Le président chinois est en tournée à Riyad du 7 au 9 décembre. Suivant une logique «win-win» («gagnant-gagnant»), Pékin fidélise son principal pourvoyeur d’hydrocarbures et le Golfe diversifie ses alliances en se détachant de Washington.

Après la Chinafrique, la Chinarabie ? Xi Jinping a été reçu en grande pompe à Riyad, la capitale de l’Arabie saoudite, pour un déplacement de trois jours, du 7 au 9 décembre. Après 2016, c’est la deuxième fois que le président chinois foule le sol saoudien. 
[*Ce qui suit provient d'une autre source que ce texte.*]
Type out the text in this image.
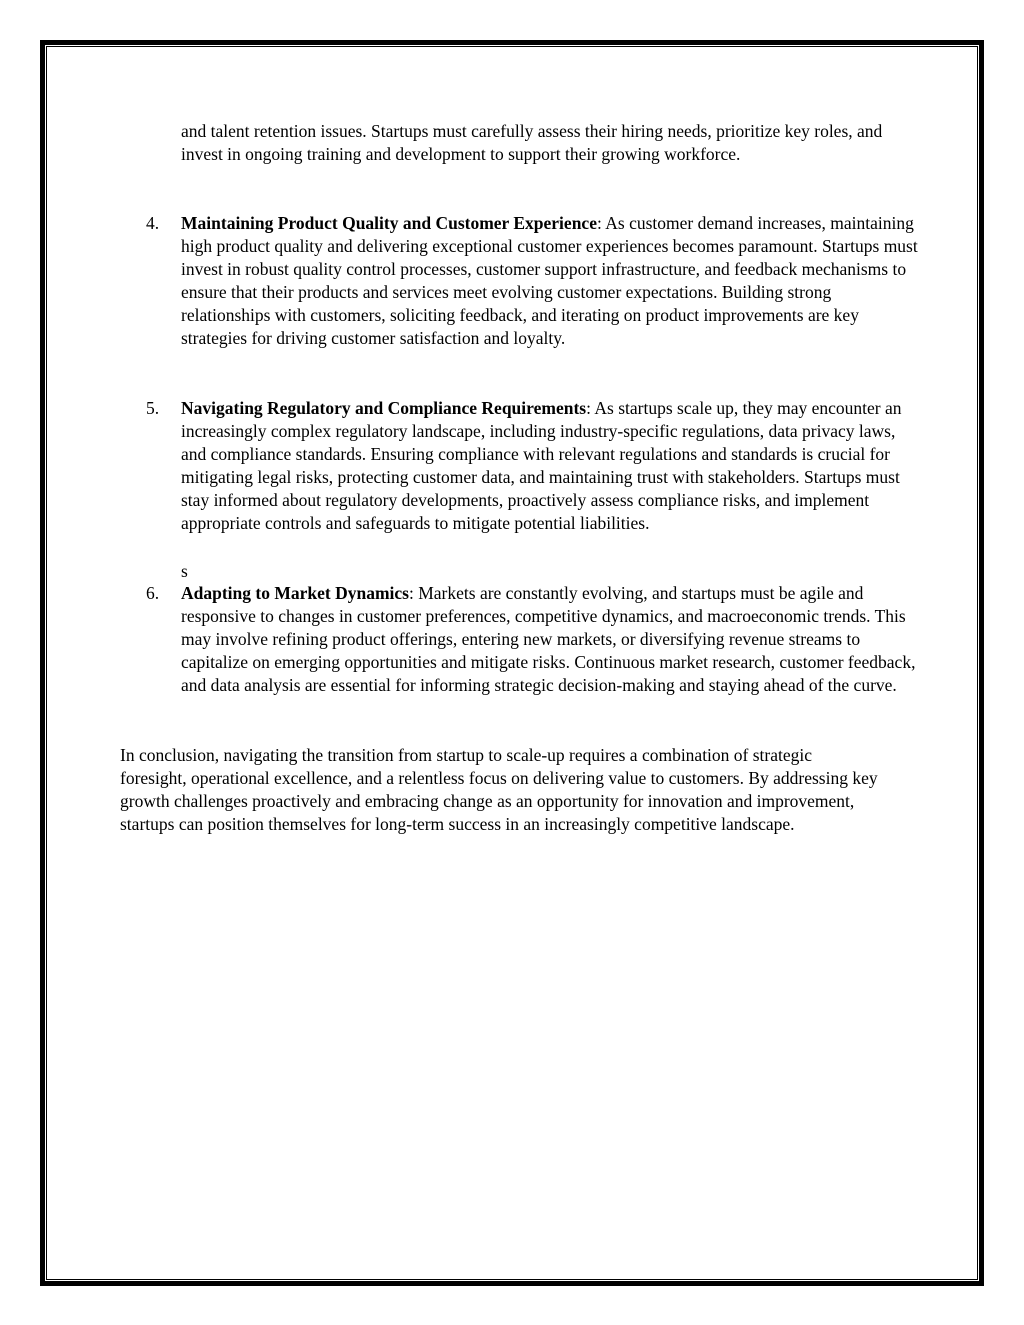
and talent retention issues. Startups must carefully assess their hiring needs, prioritize key roles, and invest in ongoing training and development to support their growing workforce.

4.	Maintaining Product Quality and Customer Experience: As customer demand increases, maintaining high product quality and delivering exceptional customer experiences becomes paramount. Startups must invest in robust quality control processes, customer support infrastructure, and feedback mechanisms to ensure that their products and services meet evolving customer expectations. Building strong relationships with customers, soliciting feedback, and iterating on product improvements are key strategies for driving customer satisfaction and loyalty.
5.	Navigating Regulatory and Compliance Requirements: As startups scale up, they may encounter an increasingly complex regulatory landscape, including industry-specific regulations, data privacy laws, and compliance standards. Ensuring compliance with relevant regulations and standards is crucial for mitigating legal risks, protecting customer data, and maintaining trust with stakeholders. Startups must stay informed about regulatory developments, proactively assess compliance risks, and implement appropriate controls and safeguards to mitigate potential liabilities.
s
6.	Adapting to Market Dynamics: Markets are constantly evolving, and startups must be agile and responsive to changes in customer preferences, competitive dynamics, and macroeconomic trends. This may involve refining product offerings, entering new markets, or diversifying revenue streams to capitalize on emerging opportunities and mitigate risks. Continuous market research, customer feedback, and data analysis are essential for informing strategic decision-making and staying ahead of the curve.

In conclusion, navigating the transition from startup to scale-up requires a combination of strategic foresight, operational excellence, and a relentless focus on delivering value to customers. By addressing key growth challenges proactively and embracing change as an opportunity for innovation and improvement, startups can position themselves for long-term success in an increasingly competitive landscape.
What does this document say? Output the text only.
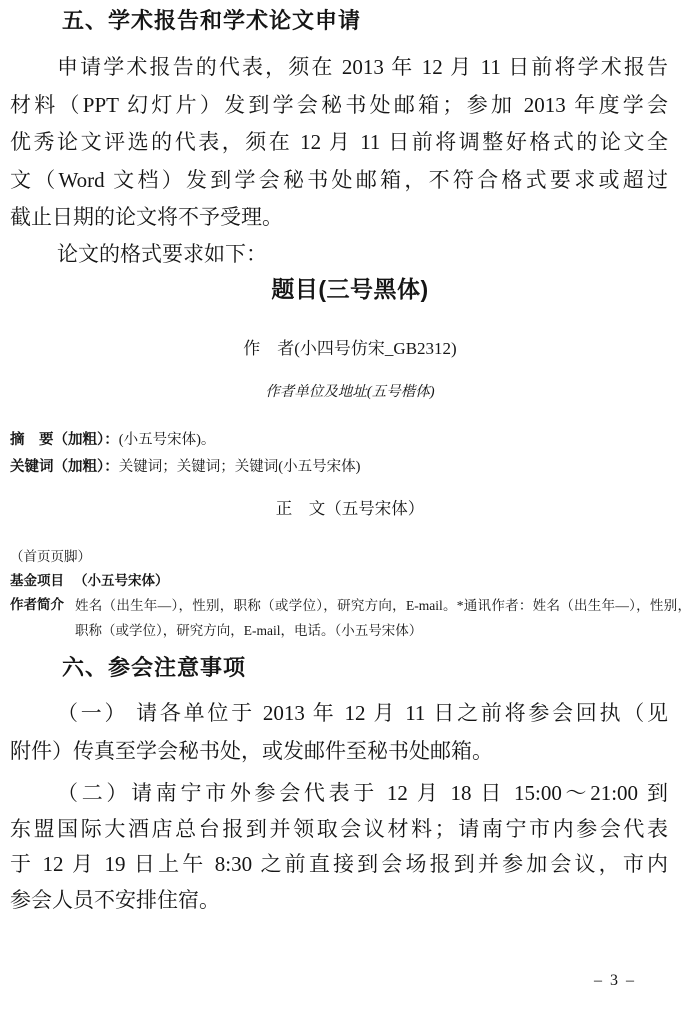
五、学术报告和学术论文申请
申请学术报告的代表，须在 2013 年 12 月 11 日前将学术报告
材料（PPT 幻灯片）发到学会秘书处邮箱；参加 2013 年度学会
优秀论文评选的代表，须在 12 月 11 日前将调整好格式的论文全
文（Word 文档）发到学会秘书处邮箱，不符合格式要求或超过
截止日期的论文将不予受理。
论文的格式要求如下：
题目(三号黑体)
作　者(小四号仿宋_GB2312)
作者单位及地址(五号楷体)
摘　要（加粗）：(小五号宋体)。
关键词（加粗）：关键词；关键词；关键词(小五号宋体)
正　文（五号宋体）
（首页页脚）
基金项目 （小五号宋体）
作者简介 姓名（出生年—），性别，职称（或学位），研究方向，E-mail。*通讯作者：姓名（出生年—），性别，
职称（或学位），研究方向，E-mail，电话。（小五号宋体）
六、参会注意事项
（一） 请各单位于 2013 年 12 月 11 日之前将参会回执（见
附件）传真至学会秘书处，或发邮件至秘书处邮箱。
（二）请南宁市外参会代表于 12 月 18 日 15:00～21:00 到
东盟国际大酒店总台报到并领取会议材料；请南宁市内参会代表
于 12 月 19 日上午 8:30 之前直接到会场报到并参加会议，市内
参会人员不安排住宿。
– 3 –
Le voyage du président chinois dans le royaume wahhabite comprend notamment trois sommets : le sommet Chine – Conseil de coopération du Golfe (CCG), le sommet Chine – Arabie saoudite et le sommet Chine – pays arabes. 

Il s’agit ni plus ni moins de «la plus grande activité diplomatique entre la Chine et le monde arabe depuis la création de la République populaire de Chine», a précisé le 7 décembre le porte-parole du ministère chinois des Affaires étrangères, Mao Ning. En effet, au cours de ces rencontres multilatérales, Riyad et Pékin entendent signer 34 contrats pour un montant de 30 milliards de dollars.

Ce déplacement revêt une importance géopolitique, économique et stratégique pour les pays arabes et Pékin. En se déplaçant en Arabie saoudite, Xi Jinping confirme en effet l’intérêt du Golfe et du Moyen-Orient dans son ensemble pour la Chine. 

Pékin, un acteur discret mais incontournable au Moyen-Orient

Discrètes mais bien réelles, les relations sino-arabes se sont nouées au lendemain de la Seconde Guerre mondiale. Jouissant d’une certaine popularité du fait de son absence de passé colonial dans la zone, Pékin avait pu surfer sur la conférence des non-alignés à Bandung en 1955. Mais à cette époque, les pays du Golfe avaient pour leur part fait le choix d’un alignement inconditionnel sur Washington. Ainsi, l’accord de Quincy signé en 1945 entre le président Roosevelt et Abdelaziz Ibn Saoud prévoyait un accès américain privilégié, pour 60 ans, au pétrole du royaume wahhabite en échange d’une protection militaire. 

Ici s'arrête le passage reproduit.